Senator Rick Scott said, “There is no reason drug companies, especially those using taxpayer dollars to fund their research, should be charging Americans unreasonable prices for life-saving drugs. Families in Florida and across our nation are struggling to afford the prescription drugs they need to survive. The We PAID Act is one thing we can do to reduce the costs of drugs. If you used taxpayer-funded research to develop your drugs, you can’t charge unreasonable prices to American patients. It’s as simple as that. I urge all my colleagues to join Senator Van Hollen and I in support of this bipartisan and common sense legislation.”

Senator Chris Van Hollen said, “Maryland is proud to be home to NIH, and their talented scientists are on the front lines of life-saving research. I’ve consistently fought to increase our federal investment in NIH, but we must also make sure that taxpayers are getting a fair return on their investment – instead of being gouged by drug companies. The premise of this bill is simple: If the research behind your drug has been funded by taxpayers, then you have to set a reasonable price and limit price hikes. Private companies using publicly funded science should not be raking in huge profits while consumers and taxpayers are struggling to pay the skyrocketing prices of the very drugs they helped fund in the first place.”
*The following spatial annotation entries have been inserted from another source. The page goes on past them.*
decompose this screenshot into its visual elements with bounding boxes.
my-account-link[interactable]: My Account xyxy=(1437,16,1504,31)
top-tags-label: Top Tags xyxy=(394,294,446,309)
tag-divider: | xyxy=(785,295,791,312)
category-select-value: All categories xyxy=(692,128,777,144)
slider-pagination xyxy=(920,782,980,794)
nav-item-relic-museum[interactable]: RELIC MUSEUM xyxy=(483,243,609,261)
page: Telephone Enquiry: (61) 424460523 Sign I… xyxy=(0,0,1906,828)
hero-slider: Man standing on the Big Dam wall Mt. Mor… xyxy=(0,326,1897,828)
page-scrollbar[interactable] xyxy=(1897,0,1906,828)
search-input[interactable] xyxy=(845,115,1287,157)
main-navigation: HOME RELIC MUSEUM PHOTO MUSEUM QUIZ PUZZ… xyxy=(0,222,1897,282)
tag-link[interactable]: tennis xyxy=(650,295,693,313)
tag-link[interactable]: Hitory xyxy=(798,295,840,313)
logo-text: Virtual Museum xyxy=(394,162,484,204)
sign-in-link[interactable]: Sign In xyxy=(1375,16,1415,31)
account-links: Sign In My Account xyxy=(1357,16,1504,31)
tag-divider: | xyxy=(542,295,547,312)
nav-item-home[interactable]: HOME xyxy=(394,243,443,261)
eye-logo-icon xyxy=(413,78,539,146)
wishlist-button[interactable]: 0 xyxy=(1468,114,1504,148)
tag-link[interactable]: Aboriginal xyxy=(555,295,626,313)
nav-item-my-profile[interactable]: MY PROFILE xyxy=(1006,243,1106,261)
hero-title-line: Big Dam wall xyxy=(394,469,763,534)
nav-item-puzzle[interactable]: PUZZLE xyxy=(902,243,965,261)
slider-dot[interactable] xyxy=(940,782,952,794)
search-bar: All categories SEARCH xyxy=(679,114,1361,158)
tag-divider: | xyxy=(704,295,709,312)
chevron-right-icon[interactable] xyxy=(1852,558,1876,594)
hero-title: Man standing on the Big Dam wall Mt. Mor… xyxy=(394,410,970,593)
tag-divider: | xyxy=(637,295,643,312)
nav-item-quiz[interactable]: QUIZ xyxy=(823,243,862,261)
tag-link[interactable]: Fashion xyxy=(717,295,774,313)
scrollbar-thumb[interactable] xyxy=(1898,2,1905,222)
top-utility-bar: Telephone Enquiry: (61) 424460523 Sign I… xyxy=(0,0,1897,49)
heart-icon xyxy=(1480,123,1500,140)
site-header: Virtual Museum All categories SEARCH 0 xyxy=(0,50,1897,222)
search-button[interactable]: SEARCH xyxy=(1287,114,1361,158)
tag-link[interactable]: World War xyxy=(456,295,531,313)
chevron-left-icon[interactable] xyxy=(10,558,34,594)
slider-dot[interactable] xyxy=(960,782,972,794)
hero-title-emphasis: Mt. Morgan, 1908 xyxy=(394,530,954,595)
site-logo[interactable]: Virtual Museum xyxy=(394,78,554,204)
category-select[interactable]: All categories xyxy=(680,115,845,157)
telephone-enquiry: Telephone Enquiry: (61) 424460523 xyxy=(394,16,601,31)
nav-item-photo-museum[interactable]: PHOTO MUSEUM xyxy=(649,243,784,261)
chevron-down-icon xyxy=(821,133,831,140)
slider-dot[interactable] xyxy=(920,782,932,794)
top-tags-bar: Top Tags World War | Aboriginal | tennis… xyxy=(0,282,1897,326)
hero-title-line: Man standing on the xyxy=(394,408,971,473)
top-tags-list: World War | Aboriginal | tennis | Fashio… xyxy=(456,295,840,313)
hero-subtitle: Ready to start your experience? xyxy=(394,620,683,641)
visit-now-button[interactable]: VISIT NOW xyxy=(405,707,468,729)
The We PAID Act of 2019 would:

  • Direct the National Academy of Medicine to complete a study on how to determine the reasonableness of a drug’s price, taking into account factors including:
    • Federal funding used in the development of the drug;
    • Affordability of the drug to consumers; and
    • The price of the drug in other similar, industrialized countries
  • Establish an independent Drug Affordability and Access Committee to determine a reasonable price for each applicable drug based on the results of the National Academy of Medicine study.
  • Require drug manufacturers that enter into licensing agreements for technology patented by the U.S. government or by an entity that developed the technology using federal funding through NIH or other federal agencies to agree to:
    • Not exceed the reasonable price determined by the Drug Affordability and Access Committee beginning after one year on the market;
    • Limit the annual price increase on any drug developed using this licensed technology to the rate of medical inflation; and
    • Submit the manufacturer’s drug price and information on the development of the drug to the Drug Affordability and Access Committee for a reasonable pricing determination
  • Require proper disclosure of government support in the development of patented technology, and allow a private right of action and/or a claim to be brought under Inter Partes Review before the U.S. Patent and Trademark Office’s Patent and Trial Appeal Board in the event proper disclosure does not occur.
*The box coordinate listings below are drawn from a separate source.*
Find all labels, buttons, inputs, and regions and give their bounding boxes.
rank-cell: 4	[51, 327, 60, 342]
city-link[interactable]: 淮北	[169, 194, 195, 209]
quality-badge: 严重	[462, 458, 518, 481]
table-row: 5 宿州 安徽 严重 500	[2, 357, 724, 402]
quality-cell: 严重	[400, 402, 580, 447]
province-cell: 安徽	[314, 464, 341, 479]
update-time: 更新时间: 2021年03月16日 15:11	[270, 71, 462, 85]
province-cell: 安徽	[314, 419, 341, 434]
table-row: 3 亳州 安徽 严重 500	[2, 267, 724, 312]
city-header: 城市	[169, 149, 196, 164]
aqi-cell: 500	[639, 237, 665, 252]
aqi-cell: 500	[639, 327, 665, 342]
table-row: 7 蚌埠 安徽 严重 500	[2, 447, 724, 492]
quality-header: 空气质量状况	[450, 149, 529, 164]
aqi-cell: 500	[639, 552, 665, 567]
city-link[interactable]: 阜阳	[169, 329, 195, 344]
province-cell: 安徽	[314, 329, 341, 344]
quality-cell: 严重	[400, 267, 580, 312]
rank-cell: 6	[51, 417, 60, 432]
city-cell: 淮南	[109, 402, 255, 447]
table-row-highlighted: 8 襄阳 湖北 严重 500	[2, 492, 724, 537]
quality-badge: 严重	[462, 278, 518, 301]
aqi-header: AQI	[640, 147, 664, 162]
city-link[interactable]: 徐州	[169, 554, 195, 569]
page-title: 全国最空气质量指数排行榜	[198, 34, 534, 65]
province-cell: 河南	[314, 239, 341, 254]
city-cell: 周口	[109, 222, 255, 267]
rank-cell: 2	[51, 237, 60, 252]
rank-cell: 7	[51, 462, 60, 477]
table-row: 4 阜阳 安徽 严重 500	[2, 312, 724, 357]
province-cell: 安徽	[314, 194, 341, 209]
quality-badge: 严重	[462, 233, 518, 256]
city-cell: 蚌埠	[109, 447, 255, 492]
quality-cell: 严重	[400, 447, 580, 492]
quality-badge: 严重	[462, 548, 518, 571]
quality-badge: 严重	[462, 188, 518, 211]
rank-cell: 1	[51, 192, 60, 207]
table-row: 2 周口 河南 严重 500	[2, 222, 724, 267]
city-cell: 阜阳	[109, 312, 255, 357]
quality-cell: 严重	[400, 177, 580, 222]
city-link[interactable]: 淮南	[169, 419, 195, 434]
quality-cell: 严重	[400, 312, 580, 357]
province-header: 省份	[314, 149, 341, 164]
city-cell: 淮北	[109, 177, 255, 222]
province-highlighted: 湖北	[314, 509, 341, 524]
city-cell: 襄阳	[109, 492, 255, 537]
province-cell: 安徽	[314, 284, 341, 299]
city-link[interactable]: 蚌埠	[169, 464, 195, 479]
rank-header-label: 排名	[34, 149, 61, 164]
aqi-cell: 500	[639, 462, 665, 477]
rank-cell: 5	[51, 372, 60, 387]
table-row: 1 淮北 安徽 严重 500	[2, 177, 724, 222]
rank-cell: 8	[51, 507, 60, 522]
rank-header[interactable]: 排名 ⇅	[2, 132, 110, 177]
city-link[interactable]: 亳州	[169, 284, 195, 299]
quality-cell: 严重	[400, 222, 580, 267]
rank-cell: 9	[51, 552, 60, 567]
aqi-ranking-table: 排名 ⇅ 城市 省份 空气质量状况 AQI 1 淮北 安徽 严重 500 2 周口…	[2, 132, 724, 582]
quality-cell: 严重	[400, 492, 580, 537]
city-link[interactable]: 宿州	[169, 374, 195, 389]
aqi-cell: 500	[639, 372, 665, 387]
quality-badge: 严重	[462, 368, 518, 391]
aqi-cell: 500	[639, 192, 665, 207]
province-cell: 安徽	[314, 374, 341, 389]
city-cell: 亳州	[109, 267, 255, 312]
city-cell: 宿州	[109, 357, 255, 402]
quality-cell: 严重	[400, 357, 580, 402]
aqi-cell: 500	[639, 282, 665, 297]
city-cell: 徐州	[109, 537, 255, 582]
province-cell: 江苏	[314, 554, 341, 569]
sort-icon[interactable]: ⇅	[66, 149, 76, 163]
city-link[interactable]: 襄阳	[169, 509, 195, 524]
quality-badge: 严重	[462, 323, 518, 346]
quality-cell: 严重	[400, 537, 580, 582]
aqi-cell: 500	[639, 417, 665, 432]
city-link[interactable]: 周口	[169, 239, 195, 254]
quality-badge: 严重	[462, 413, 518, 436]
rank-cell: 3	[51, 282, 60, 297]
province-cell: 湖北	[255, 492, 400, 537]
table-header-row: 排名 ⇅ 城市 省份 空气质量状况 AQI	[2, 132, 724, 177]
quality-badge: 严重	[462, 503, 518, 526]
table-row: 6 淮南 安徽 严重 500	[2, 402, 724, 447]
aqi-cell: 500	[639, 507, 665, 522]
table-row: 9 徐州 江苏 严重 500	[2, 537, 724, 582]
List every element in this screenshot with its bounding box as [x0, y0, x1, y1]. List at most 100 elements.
Senator Scott is working on four other bills aimed at reducing the costs of prescription drugs:

  1. The America First Drug Pricing Plan addresses the soaring costs of prescription drugs by promoting transparency and preventing drug companies from forcing American consumers to subsidize low drug prices in foreign countries.
  2. The Protecting Patients from Surprise Medical Bills Act ends the practice of surprise medical billing.
  3. The Prescription Drug Price Reporting Act creates a consumer-friendly database of prescription drug prices.
  4. The Affordable Prescriptions for Patients Act prevents anti-competitive behavior from pharmaceutical companies to open the market for more affordable prescription drugs.